De l'eau pour les éléphants

Par Wolkaiw

LECTURE DÉTENTE

Titre : De l'eau pour les éléphants
     Titre original : Water for elephants
     Auteur : Sara Gruen
     Sorti en 2006
     Lu en août
     Éditions Le Livre de Poche
     Genre : historique
4eme de couverture :
Durant la Grande Dépression, dans les années 1930, les trains des petits cirques ambulants sillonnent les États-Unis. Jacob Jankowski, orphelin sans le sou, saute à bord de celui des frères Benzini et de leur " plus grand spectacle du monde ". Embauché comme soigneur, il va découvrir l'envers sordide du décor. Tous, hommes et bêtes, sont pareillement exploités, maltraités. 
Sara Gruen fait revivre avec un incroyable talent cet univers de paillettes et de misère qui unit Jacob, Marlène la belle écuyère, et Rosie, l'éléphante que nul jusqu'alors n'a pu dresser, dans un improbable trio.
Peut-être ne le savez-vous pas mais j'adore offrir une seconde vie aux livres. J'adore écumer les boîtes à lire et les brocantes à la recherche de nouveaux trésors. J'ai déniché celui-ci il y a quelques années déjà, attirée par le titre et la couverture, par le souvenir qu'une adaptation du livre avait été réalisé. Il n'en fallait pas plus pour faire craquer mon cœur de lectrice.
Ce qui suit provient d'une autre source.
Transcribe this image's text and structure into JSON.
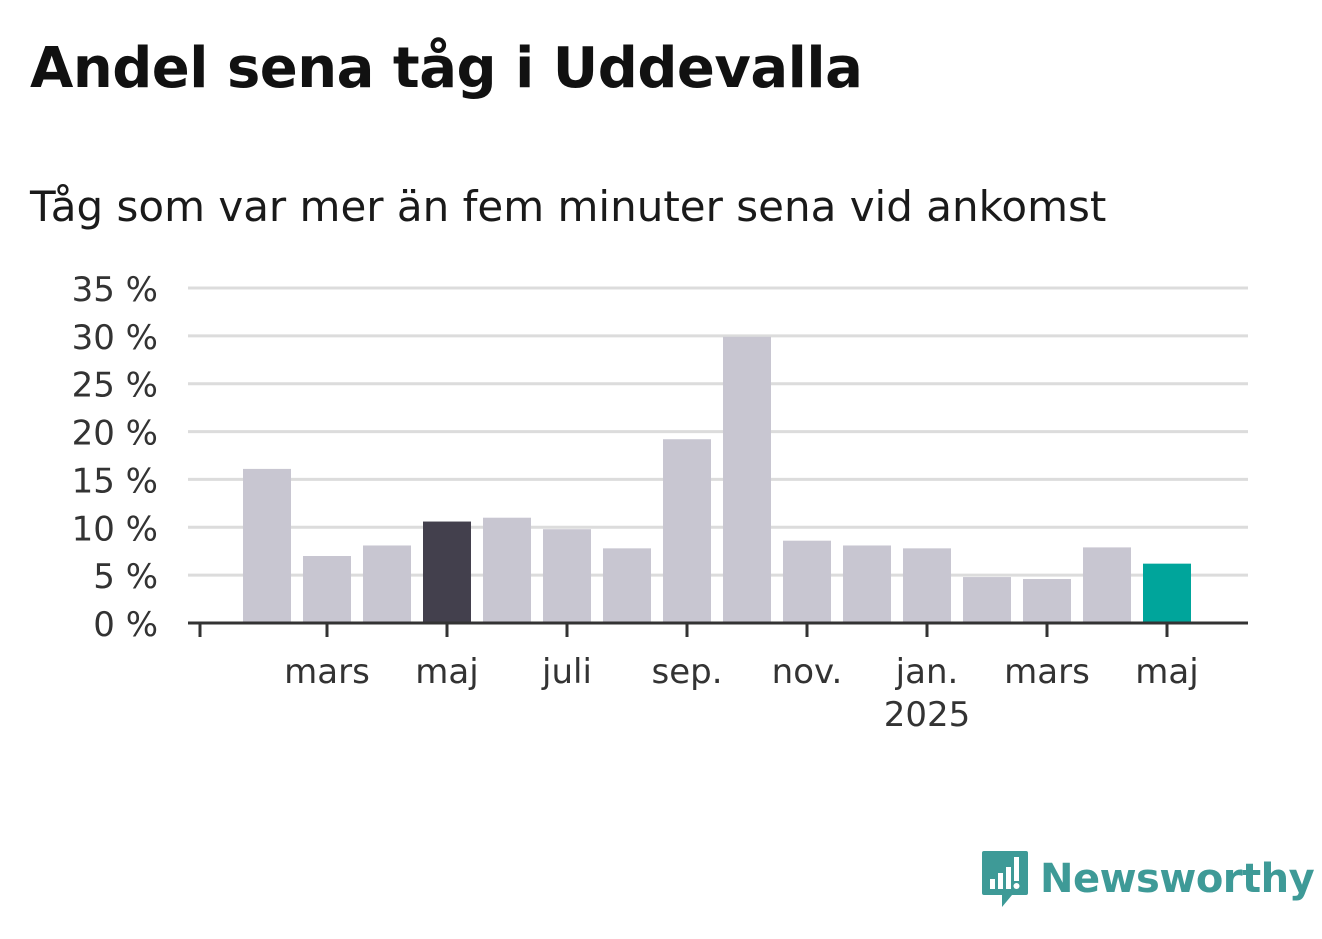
{
  "title": "Andel sena tåg i Uddevalla",
  "subtitle": "Tåg som var mer än fem minuter sena vid ankomst",
  "brand": {
    "name": "Newsworthy",
    "icon": "newsworthy-logo-icon",
    "color": "#3e9a97"
  },
  "colors": {
    "bar": "#c8c6d1",
    "highlight_prev": "#43404d",
    "highlight_current": "#00a59b",
    "grid": "#dcdcdc",
    "axis": "#333333"
  },
  "chart_data": {
    "type": "bar",
    "categories": [
      "2024-02",
      "2024-03",
      "2024-04",
      "2024-05",
      "2024-06",
      "2024-07",
      "2024-08",
      "2024-09",
      "2024-10",
      "2024-11",
      "2024-12",
      "2025-01",
      "2025-02",
      "2025-03",
      "2025-04",
      "2025-05"
    ],
    "values": [
      16.1,
      7.0,
      8.1,
      10.6,
      11.0,
      9.8,
      7.8,
      19.2,
      29.9,
      8.6,
      8.1,
      7.8,
      4.8,
      4.6,
      7.9,
      6.2
    ],
    "bar_colors": [
      "#c8c6d1",
      "#c8c6d1",
      "#c8c6d1",
      "#43404d",
      "#c8c6d1",
      "#c8c6d1",
      "#c8c6d1",
      "#c8c6d1",
      "#c8c6d1",
      "#c8c6d1",
      "#c8c6d1",
      "#c8c6d1",
      "#c8c6d1",
      "#c8c6d1",
      "#c8c6d1",
      "#00a59b"
    ],
    "ylim": [
      0,
      35
    ],
    "yticks": [
      0,
      5,
      10,
      15,
      20,
      25,
      30,
      35
    ],
    "ytick_labels": [
      "0 %",
      "5 %",
      "10 %",
      "15 %",
      "20 %",
      "25 %",
      "30 %",
      "35 %"
    ],
    "xtick_labels": [
      {
        "category": "2024-03",
        "lines": [
          "mars"
        ]
      },
      {
        "category": "2024-05",
        "lines": [
          "maj"
        ]
      },
      {
        "category": "2024-07",
        "lines": [
          "juli"
        ]
      },
      {
        "category": "2024-09",
        "lines": [
          "sep."
        ]
      },
      {
        "category": "2024-11",
        "lines": [
          "nov."
        ]
      },
      {
        "category": "2025-01",
        "lines": [
          "jan.",
          "2025"
        ]
      },
      {
        "category": "2025-03",
        "lines": [
          "mars"
        ]
      },
      {
        "category": "2025-05",
        "lines": [
          "maj"
        ]
      }
    ],
    "grid": true,
    "legend": "none",
    "xlabel": "",
    "ylabel": ""
  }
}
      Quelle belle, non, quelle excellente lecture! De l'eau pour les éléphants c'est une pure merveille que j'ai pleinement savourée, une succulente lecture qui m'a fait passer un très très bon moment. Le récit s'ouvre sur un prologue qui m'a énormément interpellé, comme une image gravée sur ma rétine et donc j'ai attendu, avec impatience, les explications. C'est un plongeon dans le monde du cirque et plus particulièrement celui des années 30, période de la Grande Dépression (aussi appelée crise économique des années 30) aux États-Unis. Le contexte historique sert totalement l'intrigue et nous fait prendre conscience des difficultés des uns pour survivre, de la misère dans laquelle pataugent les autres. À travers le fabuleux personnage de Jacob Jankowsky (interprété par Robert Pattinson dans le film), nous voyageons dans le temps, entre les années 30 et les années 2000, entre passé et souvenirs, entre le cirque itinérant et la maison de retraite dans laquelle il passe ses derniers jours.
     Nul besoin d'être devin pour comprendre que Jacob est polonais, ce détail aura son importance à un moment donné. Son personnage est vraiment incroyable, aussi bien son côté vieux papy grincheux que celui du jeune homme perdu qui se retrouve projeté dans un monde insoupçonné et parfois hostile. Je l'ai trouvé très sympathique mais surtout attachant. Ah ce vieux monsieur au caractère bien trempé, ce vieil homme qui semble avoir un lourd passé e porter le poids d'un douloureux secret. À la suite d'un drame familial, Jacob va voir sa vie s'écrouler tel un château de cartes, impuissant face à ce tragique spectacle dont il est la victime. N'ayant plus le goût de rien, plus aucun repère et plus aucune envie, il va être confronté à la dure réalité de la vie, de sa nouvelle vie. C'est ainsi que nous le découvrons, âme en peine qui va vivre des aventures aussi inespérées que merveilleuses.
      Le récit se permet donc d'alterner de façon plus ou moins régulière entre le présent de Jacob et ses souvenirs, nous offrant ainsi un superbe kaléidoscope d'une partie de sa jeunesse, celle qui forgera sans doute l'homme qu'il est devenu. Les plongeons au cœur des années trente, juste après le krach boursier, se sont avérés très enrichissants, nous permettant de découvrir le cirque et surtout l'envers du décor. Les États-Unis souffrent, ses habitants sont fauchés et chacun tentent de survivre dans ce monde de misère et de poussières. Des spectacles itinérants jalonnent le pays, allant de ville en ville afin de se produire devant le plus grand nombre. C'est une distraction qui offre le plaisir d'oublier sa condition l'espace de quelques heures, de rire et de sourire en famille... Avec Jacob à nos côtés, nous pénétrons au cœur de tout cela, c'est sous les chapiteaux et dans les wagons que tout se joue, que des carrières et des vies sont mises en jeu, que les animaux et les artistes cohabitent. 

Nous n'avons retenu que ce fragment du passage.